As 41 federações que integram a Concacaf manifestaram, em reunião realizada nesta quinta-feira, 30, a rejeição unânime ao plano da Fifa que previa a venda de uma parte das operações comerciais da Copa do Mundo. A proposta gerou controvérsia e foi amplamente discutida entre os presidentes das federações dos países da Confederação de Futebol da América do Norte, Central e Caribe.
Em um comunicado, a Concacaf expressou que os membros demonstraram preocupação com a falta de um devido processo legal em torno da proposta. Também foi destacado o prazo considerado artificialmente curto para a deliberação, além da ausência de uma revisão ou aprovação pelos órgãos dirigentes da Fifa. A proposta também foi refutada pela União das Associações Europeias de Futebol (Uefa), que enfatizou que o futebol “não está à venda”.
A iniciativa, proposta pelo presidente da Fifa, Gianni Infantino, incluía a criação de uma subsidiária para gerenciar as operações da Copa do Mundo, com a venda de aproximadamente 20% dessa empresa para investidores. O projeto prometia um retorno financeiro significativo, com ganhos estimados em até US$ 20 bilhões para as federações.
Além das preocupações jurídicas, a proposta gerou polêmica devido ao prazo imposto por Infantino, que teria estipulado 53 dias para que as federações decidissem sobre a aceitação do plano.
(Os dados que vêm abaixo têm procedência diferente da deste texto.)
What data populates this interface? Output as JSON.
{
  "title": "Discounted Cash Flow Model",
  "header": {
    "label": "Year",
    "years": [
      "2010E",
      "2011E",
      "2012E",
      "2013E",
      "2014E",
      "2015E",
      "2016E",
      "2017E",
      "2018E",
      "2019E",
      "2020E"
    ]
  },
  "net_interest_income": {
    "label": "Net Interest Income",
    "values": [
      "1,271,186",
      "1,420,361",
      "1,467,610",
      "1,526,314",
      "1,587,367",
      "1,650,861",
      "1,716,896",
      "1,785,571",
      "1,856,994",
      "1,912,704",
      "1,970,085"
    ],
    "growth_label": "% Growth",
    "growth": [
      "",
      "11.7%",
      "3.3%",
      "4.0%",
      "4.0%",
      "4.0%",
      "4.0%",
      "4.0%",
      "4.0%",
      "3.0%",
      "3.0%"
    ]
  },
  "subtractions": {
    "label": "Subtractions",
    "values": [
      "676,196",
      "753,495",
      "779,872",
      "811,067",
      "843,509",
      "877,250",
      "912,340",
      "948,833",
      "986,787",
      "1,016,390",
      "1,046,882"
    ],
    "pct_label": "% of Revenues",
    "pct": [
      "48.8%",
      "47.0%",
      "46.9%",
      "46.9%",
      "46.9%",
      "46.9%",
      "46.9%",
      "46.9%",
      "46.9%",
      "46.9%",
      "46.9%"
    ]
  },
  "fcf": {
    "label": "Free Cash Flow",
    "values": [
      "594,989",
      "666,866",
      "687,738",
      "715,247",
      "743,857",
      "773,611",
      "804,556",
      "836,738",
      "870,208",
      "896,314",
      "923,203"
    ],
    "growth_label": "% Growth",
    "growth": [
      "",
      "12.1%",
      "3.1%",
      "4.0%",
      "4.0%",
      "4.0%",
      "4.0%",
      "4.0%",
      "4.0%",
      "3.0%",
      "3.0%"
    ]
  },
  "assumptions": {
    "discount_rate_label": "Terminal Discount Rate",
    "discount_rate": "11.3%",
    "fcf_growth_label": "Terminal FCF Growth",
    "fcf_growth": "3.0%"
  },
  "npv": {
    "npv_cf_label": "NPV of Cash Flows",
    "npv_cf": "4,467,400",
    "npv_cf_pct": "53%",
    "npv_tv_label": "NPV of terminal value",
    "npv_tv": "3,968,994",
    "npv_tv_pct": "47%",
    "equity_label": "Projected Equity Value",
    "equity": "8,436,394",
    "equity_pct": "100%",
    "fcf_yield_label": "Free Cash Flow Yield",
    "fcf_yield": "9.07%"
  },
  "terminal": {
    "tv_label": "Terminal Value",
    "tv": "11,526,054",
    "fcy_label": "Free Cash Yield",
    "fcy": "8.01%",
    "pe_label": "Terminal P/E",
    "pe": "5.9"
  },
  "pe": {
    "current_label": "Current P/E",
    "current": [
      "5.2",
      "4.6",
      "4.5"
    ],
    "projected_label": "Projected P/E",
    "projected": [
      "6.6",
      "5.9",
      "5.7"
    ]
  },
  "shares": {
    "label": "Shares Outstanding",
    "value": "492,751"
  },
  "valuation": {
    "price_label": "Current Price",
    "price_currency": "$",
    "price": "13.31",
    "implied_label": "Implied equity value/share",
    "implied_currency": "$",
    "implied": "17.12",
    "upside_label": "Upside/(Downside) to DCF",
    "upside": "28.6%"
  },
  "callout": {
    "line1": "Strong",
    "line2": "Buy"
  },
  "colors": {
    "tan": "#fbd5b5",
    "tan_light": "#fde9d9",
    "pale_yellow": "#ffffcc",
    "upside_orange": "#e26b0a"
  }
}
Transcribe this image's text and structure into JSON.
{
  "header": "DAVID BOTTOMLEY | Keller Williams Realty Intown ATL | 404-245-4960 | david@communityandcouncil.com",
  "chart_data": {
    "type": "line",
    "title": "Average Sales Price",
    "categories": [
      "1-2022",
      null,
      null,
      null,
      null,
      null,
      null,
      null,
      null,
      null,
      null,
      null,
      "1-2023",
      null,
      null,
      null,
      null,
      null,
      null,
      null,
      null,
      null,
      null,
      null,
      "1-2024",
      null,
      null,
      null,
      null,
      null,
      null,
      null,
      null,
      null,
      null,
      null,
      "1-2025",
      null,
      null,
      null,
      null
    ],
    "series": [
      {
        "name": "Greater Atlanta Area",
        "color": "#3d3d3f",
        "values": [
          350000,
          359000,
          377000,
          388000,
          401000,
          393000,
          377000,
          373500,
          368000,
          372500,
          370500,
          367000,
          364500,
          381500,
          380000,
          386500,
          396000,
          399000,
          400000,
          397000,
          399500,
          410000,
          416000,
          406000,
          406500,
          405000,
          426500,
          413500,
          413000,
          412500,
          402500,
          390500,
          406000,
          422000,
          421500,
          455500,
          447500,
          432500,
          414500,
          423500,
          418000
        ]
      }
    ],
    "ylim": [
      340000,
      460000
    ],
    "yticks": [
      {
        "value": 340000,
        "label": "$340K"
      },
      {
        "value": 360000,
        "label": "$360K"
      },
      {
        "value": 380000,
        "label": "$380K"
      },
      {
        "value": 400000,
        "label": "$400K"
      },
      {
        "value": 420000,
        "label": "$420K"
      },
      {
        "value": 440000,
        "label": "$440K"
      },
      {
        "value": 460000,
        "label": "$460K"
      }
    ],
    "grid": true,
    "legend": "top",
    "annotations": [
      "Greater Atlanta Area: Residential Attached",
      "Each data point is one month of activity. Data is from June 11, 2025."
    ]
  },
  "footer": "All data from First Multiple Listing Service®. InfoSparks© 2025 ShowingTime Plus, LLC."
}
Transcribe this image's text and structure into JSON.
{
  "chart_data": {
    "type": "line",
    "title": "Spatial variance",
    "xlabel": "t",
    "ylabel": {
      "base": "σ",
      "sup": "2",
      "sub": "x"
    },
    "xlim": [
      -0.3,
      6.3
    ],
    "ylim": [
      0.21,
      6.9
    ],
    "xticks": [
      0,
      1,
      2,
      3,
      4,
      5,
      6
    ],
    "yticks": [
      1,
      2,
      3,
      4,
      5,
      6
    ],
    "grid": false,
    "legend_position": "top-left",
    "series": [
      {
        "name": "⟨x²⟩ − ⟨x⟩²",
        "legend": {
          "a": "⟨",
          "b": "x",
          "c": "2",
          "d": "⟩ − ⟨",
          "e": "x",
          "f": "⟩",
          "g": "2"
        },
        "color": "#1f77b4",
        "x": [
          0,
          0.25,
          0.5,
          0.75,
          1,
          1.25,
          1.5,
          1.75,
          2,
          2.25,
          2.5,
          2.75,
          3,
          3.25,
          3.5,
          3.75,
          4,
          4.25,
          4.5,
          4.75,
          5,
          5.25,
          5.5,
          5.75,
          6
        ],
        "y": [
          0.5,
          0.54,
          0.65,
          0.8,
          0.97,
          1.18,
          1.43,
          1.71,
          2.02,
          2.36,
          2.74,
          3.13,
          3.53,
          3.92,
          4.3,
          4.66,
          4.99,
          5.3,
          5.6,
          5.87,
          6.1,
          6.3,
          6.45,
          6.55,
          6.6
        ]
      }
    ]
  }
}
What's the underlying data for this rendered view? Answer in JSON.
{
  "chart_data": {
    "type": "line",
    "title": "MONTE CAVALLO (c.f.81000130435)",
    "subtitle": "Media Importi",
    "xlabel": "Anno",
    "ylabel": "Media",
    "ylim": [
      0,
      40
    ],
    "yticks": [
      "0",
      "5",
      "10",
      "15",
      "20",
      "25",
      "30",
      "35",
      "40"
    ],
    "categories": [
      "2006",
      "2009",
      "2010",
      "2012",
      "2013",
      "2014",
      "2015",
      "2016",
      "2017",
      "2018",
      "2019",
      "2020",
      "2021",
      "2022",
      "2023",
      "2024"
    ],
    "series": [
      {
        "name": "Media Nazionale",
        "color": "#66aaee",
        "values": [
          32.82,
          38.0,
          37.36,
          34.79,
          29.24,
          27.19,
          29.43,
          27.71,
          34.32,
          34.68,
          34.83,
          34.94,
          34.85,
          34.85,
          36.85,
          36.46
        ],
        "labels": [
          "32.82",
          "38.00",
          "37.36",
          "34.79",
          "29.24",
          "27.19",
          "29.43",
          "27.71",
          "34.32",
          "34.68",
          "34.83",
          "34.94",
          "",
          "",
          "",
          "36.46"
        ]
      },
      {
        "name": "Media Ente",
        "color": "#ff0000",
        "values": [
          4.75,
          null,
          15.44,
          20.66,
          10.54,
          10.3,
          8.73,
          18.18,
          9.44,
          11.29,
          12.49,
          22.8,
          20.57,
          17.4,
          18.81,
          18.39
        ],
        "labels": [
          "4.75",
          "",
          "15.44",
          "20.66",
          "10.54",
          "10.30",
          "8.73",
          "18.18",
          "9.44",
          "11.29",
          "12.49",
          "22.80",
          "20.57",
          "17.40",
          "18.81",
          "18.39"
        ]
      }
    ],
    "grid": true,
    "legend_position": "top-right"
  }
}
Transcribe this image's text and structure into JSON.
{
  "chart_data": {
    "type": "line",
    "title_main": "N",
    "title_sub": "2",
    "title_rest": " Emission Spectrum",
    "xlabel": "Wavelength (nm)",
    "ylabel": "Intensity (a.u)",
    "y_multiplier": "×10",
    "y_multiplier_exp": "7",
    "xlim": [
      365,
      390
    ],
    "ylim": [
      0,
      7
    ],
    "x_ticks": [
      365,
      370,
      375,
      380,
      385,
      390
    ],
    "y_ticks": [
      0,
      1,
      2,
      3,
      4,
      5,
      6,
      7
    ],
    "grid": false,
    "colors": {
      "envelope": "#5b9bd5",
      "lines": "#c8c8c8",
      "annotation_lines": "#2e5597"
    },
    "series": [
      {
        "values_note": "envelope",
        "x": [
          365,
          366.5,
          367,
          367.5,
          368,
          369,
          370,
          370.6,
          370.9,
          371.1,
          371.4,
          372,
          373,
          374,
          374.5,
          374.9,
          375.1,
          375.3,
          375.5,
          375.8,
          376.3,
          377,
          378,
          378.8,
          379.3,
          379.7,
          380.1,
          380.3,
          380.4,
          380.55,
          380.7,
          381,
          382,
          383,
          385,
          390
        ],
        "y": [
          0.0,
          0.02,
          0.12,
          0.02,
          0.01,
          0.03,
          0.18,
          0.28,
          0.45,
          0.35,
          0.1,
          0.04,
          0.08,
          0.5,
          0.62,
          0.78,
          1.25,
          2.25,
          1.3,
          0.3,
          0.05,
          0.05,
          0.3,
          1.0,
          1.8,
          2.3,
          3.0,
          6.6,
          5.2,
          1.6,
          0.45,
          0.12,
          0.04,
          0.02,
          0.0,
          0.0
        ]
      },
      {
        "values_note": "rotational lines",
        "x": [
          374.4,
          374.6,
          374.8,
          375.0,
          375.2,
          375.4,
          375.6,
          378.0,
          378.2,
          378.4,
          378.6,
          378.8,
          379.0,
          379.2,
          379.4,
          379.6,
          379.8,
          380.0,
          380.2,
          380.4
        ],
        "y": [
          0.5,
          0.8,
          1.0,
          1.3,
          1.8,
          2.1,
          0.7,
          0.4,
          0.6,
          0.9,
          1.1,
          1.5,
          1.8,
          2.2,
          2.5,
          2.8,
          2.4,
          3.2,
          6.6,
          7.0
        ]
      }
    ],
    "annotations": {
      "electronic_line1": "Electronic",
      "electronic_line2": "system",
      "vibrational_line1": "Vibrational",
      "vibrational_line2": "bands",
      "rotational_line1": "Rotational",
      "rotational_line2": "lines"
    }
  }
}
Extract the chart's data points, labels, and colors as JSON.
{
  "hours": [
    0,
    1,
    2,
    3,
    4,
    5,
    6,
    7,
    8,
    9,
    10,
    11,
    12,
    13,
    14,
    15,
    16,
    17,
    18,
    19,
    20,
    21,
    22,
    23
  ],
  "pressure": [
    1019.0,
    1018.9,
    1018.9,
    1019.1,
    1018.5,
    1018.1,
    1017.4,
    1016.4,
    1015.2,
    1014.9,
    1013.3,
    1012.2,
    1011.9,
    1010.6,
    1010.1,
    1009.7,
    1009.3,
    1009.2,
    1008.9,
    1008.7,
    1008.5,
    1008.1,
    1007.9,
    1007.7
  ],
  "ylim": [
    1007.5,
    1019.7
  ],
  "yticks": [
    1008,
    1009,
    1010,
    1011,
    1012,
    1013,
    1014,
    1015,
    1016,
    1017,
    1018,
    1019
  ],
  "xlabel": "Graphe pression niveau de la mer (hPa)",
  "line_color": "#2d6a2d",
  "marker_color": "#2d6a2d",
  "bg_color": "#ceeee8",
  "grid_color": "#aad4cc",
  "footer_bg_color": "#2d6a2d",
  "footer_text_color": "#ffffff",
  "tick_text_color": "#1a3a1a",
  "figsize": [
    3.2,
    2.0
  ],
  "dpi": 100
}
Aqueles que optassem por não aderir à venda das participações enfrentariam uma diminuição nos lucros, caso a proposta fosse aprovada.
Outro ponto que chamou atenção foi a relação com a Thrive Capital, uma gestora de investimentos que apoiava a proposta e é liderada por Joshua Kushner, que é irmão do genro de Donald Trump. Kushner mantém uma relação próxima com o presidente da Fifa, o que levantou questões sobre a influência política por trás da iniciativa. Essa situação adiciona uma camada de complexidade à já conturbada discussão sobre a comercialização das operações da Copa do Mundo.